The HPV11.HaCaT cells (about 2×10⁴ cells in each sample) were washed three times with phosphate-buffered saline, and total DNA was extracted. Fluorescent quantitative PCR (FQ-PCR) was performed using the HPV type 6 and 11 kits (Da’an Gene, Guangzhou, China) in accordance with the manufacturer’s instructions. The primer sequences for HPV-11 were shown as follows: 5′-ATG CCT CCA CGT CTG CAA C-3′ (forward) and 5′-CTC TGC CGG TGG TCA GTG CAT-3′ (reverse). An HPV-6/-11 positive quantitative control sample (1×10⁶ copies/μL) was obtained from the HPV type 6 and 11 kits.

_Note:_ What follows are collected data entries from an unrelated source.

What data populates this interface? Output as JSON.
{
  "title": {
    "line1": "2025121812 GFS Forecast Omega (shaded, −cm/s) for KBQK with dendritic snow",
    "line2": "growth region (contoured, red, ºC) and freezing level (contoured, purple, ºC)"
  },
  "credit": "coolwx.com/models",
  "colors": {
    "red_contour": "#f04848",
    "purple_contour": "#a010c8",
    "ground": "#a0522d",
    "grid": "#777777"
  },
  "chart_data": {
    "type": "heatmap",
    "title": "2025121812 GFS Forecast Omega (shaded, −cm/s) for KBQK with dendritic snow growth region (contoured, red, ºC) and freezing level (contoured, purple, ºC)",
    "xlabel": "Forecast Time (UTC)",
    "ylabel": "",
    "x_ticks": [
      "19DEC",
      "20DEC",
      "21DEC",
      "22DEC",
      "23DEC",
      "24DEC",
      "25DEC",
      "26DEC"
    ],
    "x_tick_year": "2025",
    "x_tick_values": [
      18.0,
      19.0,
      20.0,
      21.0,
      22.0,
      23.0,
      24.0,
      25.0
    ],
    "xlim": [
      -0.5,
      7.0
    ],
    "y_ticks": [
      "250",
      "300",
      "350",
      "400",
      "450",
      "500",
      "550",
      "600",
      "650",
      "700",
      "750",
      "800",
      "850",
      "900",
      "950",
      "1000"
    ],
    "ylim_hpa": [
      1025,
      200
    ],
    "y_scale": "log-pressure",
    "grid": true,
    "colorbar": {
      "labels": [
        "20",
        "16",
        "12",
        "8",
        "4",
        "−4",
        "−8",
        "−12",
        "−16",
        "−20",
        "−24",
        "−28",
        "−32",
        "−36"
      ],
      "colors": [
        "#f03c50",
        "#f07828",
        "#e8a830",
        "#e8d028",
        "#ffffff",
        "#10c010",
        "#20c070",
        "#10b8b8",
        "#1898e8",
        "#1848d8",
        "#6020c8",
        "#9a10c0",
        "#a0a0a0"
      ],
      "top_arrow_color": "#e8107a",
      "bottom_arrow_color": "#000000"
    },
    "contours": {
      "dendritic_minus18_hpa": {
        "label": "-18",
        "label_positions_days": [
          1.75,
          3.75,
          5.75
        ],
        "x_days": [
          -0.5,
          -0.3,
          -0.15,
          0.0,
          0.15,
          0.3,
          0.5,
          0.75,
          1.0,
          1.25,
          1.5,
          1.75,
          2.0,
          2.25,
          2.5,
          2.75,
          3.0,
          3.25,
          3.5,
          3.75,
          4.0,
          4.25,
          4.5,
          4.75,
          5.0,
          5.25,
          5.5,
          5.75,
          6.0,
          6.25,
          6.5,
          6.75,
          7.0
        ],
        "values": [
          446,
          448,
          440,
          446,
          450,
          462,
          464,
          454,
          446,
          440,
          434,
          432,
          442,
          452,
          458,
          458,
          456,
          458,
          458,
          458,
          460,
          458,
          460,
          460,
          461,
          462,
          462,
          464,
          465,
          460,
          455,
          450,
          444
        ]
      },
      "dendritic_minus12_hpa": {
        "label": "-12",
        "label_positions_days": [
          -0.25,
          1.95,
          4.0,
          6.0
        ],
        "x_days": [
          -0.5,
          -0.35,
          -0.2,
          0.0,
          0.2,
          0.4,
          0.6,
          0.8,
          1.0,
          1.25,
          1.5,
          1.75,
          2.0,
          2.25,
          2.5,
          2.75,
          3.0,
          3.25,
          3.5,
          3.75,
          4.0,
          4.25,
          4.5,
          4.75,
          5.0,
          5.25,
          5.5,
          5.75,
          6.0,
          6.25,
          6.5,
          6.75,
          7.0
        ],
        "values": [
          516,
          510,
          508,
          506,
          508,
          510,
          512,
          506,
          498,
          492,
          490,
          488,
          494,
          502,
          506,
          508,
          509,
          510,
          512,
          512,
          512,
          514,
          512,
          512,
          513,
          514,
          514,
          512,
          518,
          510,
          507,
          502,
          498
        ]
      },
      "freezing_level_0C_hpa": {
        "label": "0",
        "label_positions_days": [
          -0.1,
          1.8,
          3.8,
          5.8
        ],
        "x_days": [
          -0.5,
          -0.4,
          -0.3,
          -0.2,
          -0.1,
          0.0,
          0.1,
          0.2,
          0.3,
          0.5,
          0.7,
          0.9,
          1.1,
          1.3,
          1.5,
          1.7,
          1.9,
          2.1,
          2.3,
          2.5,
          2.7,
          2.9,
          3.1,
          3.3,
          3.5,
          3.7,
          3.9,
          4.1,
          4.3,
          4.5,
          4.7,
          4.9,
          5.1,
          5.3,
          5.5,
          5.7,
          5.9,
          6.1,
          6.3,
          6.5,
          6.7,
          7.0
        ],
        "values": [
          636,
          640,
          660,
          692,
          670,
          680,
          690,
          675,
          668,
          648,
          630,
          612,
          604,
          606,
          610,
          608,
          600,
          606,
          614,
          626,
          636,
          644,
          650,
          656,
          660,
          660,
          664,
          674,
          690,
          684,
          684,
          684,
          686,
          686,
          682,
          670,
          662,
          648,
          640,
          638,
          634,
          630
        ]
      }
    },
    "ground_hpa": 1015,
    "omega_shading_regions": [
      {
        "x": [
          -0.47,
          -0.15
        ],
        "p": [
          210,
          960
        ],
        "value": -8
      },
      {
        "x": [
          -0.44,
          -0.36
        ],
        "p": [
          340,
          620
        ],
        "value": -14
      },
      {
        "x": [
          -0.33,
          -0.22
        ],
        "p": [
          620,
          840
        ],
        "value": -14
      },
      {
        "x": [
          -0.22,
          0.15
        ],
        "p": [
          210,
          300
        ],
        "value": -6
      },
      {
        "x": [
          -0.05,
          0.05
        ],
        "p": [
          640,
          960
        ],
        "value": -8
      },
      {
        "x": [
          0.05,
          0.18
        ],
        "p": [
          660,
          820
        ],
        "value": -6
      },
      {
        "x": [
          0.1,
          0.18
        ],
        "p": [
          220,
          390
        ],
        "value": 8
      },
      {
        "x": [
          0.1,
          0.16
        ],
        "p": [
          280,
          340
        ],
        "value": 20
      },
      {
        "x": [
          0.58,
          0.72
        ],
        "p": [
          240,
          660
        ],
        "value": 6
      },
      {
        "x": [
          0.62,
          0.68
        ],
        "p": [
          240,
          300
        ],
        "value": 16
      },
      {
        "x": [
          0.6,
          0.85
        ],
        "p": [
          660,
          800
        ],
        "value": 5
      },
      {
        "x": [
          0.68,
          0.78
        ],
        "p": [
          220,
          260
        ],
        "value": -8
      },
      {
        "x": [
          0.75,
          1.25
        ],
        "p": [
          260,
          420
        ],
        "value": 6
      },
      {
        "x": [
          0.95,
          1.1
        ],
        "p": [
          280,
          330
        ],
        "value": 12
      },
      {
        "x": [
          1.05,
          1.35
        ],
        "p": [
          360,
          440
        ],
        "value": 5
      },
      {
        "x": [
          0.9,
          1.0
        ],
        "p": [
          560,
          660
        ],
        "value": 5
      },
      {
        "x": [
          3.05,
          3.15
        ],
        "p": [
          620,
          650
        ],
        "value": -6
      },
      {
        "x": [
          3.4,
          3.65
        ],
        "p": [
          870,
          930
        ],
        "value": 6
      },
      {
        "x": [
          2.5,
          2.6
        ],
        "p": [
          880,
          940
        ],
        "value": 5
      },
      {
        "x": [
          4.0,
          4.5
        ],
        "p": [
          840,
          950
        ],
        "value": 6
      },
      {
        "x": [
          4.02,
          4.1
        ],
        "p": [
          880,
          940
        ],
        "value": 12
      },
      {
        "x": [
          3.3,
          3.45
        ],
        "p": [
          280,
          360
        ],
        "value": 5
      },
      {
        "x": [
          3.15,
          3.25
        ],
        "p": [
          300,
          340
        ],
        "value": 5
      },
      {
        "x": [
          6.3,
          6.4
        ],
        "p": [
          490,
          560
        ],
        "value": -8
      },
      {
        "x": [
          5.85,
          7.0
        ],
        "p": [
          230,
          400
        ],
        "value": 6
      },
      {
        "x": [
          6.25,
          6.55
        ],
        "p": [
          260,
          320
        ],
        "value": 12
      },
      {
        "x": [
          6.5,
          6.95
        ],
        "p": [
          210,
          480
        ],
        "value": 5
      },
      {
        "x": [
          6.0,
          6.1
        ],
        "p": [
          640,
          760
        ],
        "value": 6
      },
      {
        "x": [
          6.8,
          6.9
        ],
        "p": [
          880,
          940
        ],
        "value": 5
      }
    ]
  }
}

Serially diluted samples (dilution factors of 100, 1000, 10,000, and 100,000) were submitted to an FQ-PCR. Two microliters of total DNA was used in a 40 μL reaction mixture, and conditions were 93 °C for 2 min at stage 1 and 40 cycles of 93 °C for 45 s and 55 °C for 120 s at stage 2. There existed a linear relationship between the C_T values and logarithms of the starting numbers of target-specific products in the standard curves ( Fig. 1A ). Cells were counted with a hematocytometer, and the tested samples were prepared from the cell suspension. The resulting C_T values of the tested samples were used to calculate the starting numbers of target-specific products according to the standard curves. Then, the averaged copies of HPV-11 in each cell were calculated by absolute quantification using the standard curves and the cell count results. Normal HaCaT cells without HPV-11 DNA were used as a blank control.

Figure 1.

Detection of human papillomavirus (HPV)-11 DNA or HPV-11 E1^∧E4 transcripts from the established HPV11.HaCaT cells. Total DNA or total cellular RNA, extracted from three separate expanded HPV11.HaCaT cell populations, was subjected to fluorescent quantitative polymerase chain reaction (FQ-PCR) detection or nested reverse transcription PCR (RT-PCR) analysis. (A) Detection of HPV-11 DNA copy number by FQ-PCR. HPV-11 DNA copy numbers in each cell were indicated as a bar chart. ^#p < 0.05 vs. a blank control using a Student t test. (Aa) Blank control (normal HaCaT cells without HPV DNA). (Ab) Three separate expanded HPV11.HaCaT cell populations. (Ac) The standard curves of FQ-PCR. (B) Detection of HPV-11 E1^∧E4 transcripts by nested RT-PCR analysis. Lanes 1–3: Three separate expanded HPV11.HaCaT cell populations. Lane 4: Blank control (normal HaCaT cells without HPV DNA). (Ba) The amplification products of E1^∧E4 [628 base pairs (bp)]. (Bb) The amplification products of β-actin (429 bp).

Total RNA Isolation and Nested RT-PCR for HPV-11 E1^∧E4

HPV11.HaCaT cells were seeded in six-well plates (1×10⁶ cells each well) and grown to about 80% confluence. Total cellular RNA was extracted from the HPV11.HaCaT samples using TRIZOL reagent (Invitrogen), and cDNA was synthesized using the Reverse Transcription System (Promega). The products were amplified by nested primer sets and two 30-cycle PCR rounds with the outer primer and inner primer, respectively, to detect the HPV-11 E1^∧E4 spliced transcript. The primers are described in Table 1 . Ten microliters of cDNA were used for the first 30-cycle reaction, and 2 µL of the first PCR product was used for a second 30-cycle round of PCR. The temperature file is as follows: first, 2 min at 94 °C, then 30 cycles of 30 s at 94 °C, 30 s at 60 °C, and 55 s at 72 °C, with a final extension of 10 min at 72 °C. Normal HaCaT cells without HPV-11 DNA were used as a blank control.

Table 1.

Oligonucleotide Primer Used in Nested PCR Assays.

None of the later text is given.